Mala leche

[Paca y yo]

Juan Carlos Avilés/ La vaca Paca

Tenía ganas de regresar de nuevo a casa. Aquel prao al que nos llevaron porque al de la quintana ya no había quien le echara el diente no me gustaba un pelo. Estaba lleno de escayos y altibajos y echarse a dormir era una tortura, pero, eso sí, la hierba, además de abundante, era jugosa y fresca y entraba sola, lo que para una vaca es muy de agradecer ya que tenemos las comederas un poco complicadas. Además, llevaba días sin ver al paisano, el único que me alegraba la vida porque en la granja, quitando a los nietos de Cejijunto, no había con quien tratar. 

Durante los días que estuvimos fuera de la finca pasaron cosas. Nada que no hubiera ocurrido otras veces, pero que en esta ocasión encajé de manera diferente. En otras palabras, que me dio por pensar más de la cuenta, y las sensaciones que tuve en otros momentos, y a las que no daba importancia, se me antojaban más inquietantes. ¿Por qué había lugares que me resultaban familiares, y en los que me parecía haber estado con anterioridad y en otras circunstancias? ¿Qué había en mi cabeza que me hacía sentir ajena al resto de mis compañeras? Luego estaban los sueños. Porque, lo creáis o no, las vacas soñamos, como supongo que el resto de los seres vivos, humanos incluidos. Solo que ellos, cuando rebasan la frontera del despertar y vuelven a la vida cotidiana, olvidan lo que han soñado. Pero yo no. Yo me sumerjo en un mar de contradicciones y contrastes inexplicables que me hacen tener las tetas echas un lio y el coco a cien por hora. Definitivamente, creo que estoy en crisis. 

Cuando llegamos a la finca el paisano estaba apoyado en la valla, con la gorra calada hasta las cejas y la cabeza apoyada entre ambas manos. Podría llevar allí, en esa tesitura, lo mismo diez minutos que diez años, que eso que llaman tiempo es así de antojadizo. Pero cuando nos vio cruzar la portilla alzó la cara y se le iluminó de oreja a oreja. Lo mismo me ocurrió a mí, aunque la distancia es mayor y las orejas más grandes. Me separé del grupo para dirigirme a él, pero Cejijunto vino como una exhalación y empezó a darme hostias con la vara a diestro y siniestro. 

–¡Eh, oiga, no pegue así a la vaca, ho!, le recriminó el paisano. 

–¿Y a usted qué coño le importa?
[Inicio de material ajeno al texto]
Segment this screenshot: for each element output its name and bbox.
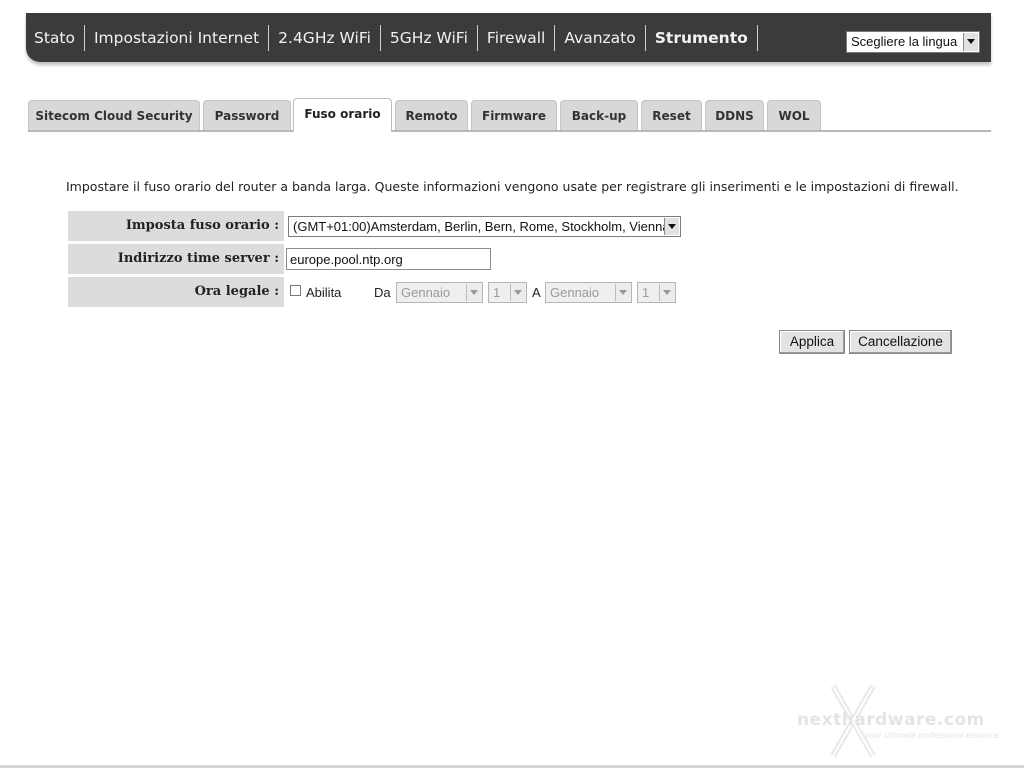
tab-wol[interactable]: WOL — [767, 100, 821, 130]
from-month-value: Gennaio — [401, 285, 451, 300]
to-label: A — [532, 285, 541, 300]
watermark-logo: nexthardware.com your ultimate professio… — [795, 680, 1020, 762]
chevron-down-icon — [664, 218, 679, 235]
watermark-tagline: your ultimate professional resource — [865, 731, 999, 740]
tab-back-up[interactable]: Back-up — [560, 100, 638, 130]
to-month-select[interactable]: Gennaio — [545, 282, 632, 303]
watermark-text: nexthardware.com — [797, 710, 985, 730]
tab-sitecom-cloud-security[interactable]: Sitecom Cloud Security — [28, 100, 200, 130]
nav-item-firewall[interactable]: Firewall — [478, 24, 556, 51]
enable-daylight-checkbox[interactable] — [290, 285, 301, 296]
enable-daylight-label: Abilita — [306, 285, 342, 300]
daylight-saving-field-cell: Abilita Da Gennaio 1 A Gennaio 1 — [286, 277, 693, 307]
nav-item-stato[interactable]: Stato — [26, 24, 85, 51]
from-day-value: 1 — [493, 285, 501, 300]
tab-remoto[interactable]: Remoto — [395, 100, 468, 130]
top-navigation-bar: Stato Impostazioni Internet 2.4GHz WiFi … — [26, 13, 991, 62]
to-month-value: Gennaio — [550, 285, 600, 300]
nav-item-impostazioni-internet[interactable]: Impostazioni Internet — [85, 24, 270, 51]
tab-password[interactable]: Password — [203, 100, 291, 130]
from-month-select[interactable]: Gennaio — [396, 282, 483, 303]
tool-tabs: Sitecom Cloud Security Password Fuso ora… — [28, 98, 991, 132]
time-server-row: Indirizzo time server : — [68, 244, 693, 274]
nav-item-2-4ghz-wifi[interactable]: 2.4GHz WiFi — [269, 24, 381, 51]
daylight-saving-label: Ora legale : — [68, 277, 284, 307]
tab-ddns[interactable]: DDNS — [705, 100, 764, 130]
chevron-down-icon — [963, 33, 978, 51]
to-day-value: 1 — [642, 285, 650, 300]
timezone-row: Imposta fuso orario : (GMT+01:00)Amsterd… — [68, 211, 693, 241]
tab-fuso-orario[interactable]: Fuso orario — [293, 98, 392, 132]
tab-firmware[interactable]: Firmware — [471, 100, 557, 130]
timezone-field-cell: (GMT+01:00)Amsterdam, Berlin, Bern, Rome… — [286, 211, 693, 241]
to-day-select[interactable]: 1 — [637, 282, 676, 303]
nav-item-5ghz-wifi[interactable]: 5GHz WiFi — [381, 24, 478, 51]
main-menu: Stato Impostazioni Internet 2.4GHz WiFi … — [26, 13, 758, 62]
language-select-value: Scegliere la lingua — [851, 34, 958, 49]
nav-item-strumento[interactable]: Strumento — [646, 24, 758, 51]
timezone-label: Imposta fuso orario : — [68, 211, 284, 241]
cancel-button[interactable]: Cancellazione — [849, 330, 952, 354]
tab-reset[interactable]: Reset — [641, 100, 702, 130]
daylight-saving-row: Ora legale : Abilita Da Gennaio 1 A Genn… — [68, 277, 693, 307]
language-select[interactable]: Scegliere la lingua — [846, 31, 980, 53]
chevron-down-icon — [659, 284, 674, 301]
from-day-select[interactable]: 1 — [488, 282, 527, 303]
chevron-down-icon — [615, 284, 630, 301]
timezone-select-value: (GMT+01:00)Amsterdam, Berlin, Bern, Rome… — [293, 219, 670, 234]
time-server-field-cell — [286, 244, 693, 274]
time-server-input[interactable] — [286, 248, 491, 270]
apply-button[interactable]: Applica — [779, 330, 845, 354]
time-server-label: Indirizzo time server : — [68, 244, 284, 274]
chevron-down-icon — [510, 284, 525, 301]
nav-item-avanzato[interactable]: Avanzato — [555, 24, 646, 51]
from-label: Da — [374, 285, 391, 300]
page-description: Impostare il fuso orario del router a ba… — [66, 179, 959, 194]
chevron-down-icon — [466, 284, 481, 301]
timezone-select[interactable]: (GMT+01:00)Amsterdam, Berlin, Bern, Rome… — [288, 216, 681, 237]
La vaca ye mía y la trato como me sale de los güevos. 

Aquella somanta de palos ya me la había propinado otras veces, pero en esta ocasión me dolió en el alma y en lugar de un sentimiento de sumisión y obediencia lo que me recorrió del hocico a la cola fue una tremenda sacudida de rabia e impotencia. De haber tenido cuernos (lástima ser frisona) me hubiera revuelto y se los habría metido por el culo a ese viejo borrachuzo cojitranco e impresentable. No sé si fue un atisbo de sentido común o la repentina aceptación de mi ínfima condición vacuna y enfilé con las demás camino de la cuadra. 

A la mañana siguiente de mis ubres salió una leche agria y espesa, lo más parecido a un yogur pasado de fecha. Sin duda alguna, desde aquellos días algo estaba empezando a cambiar.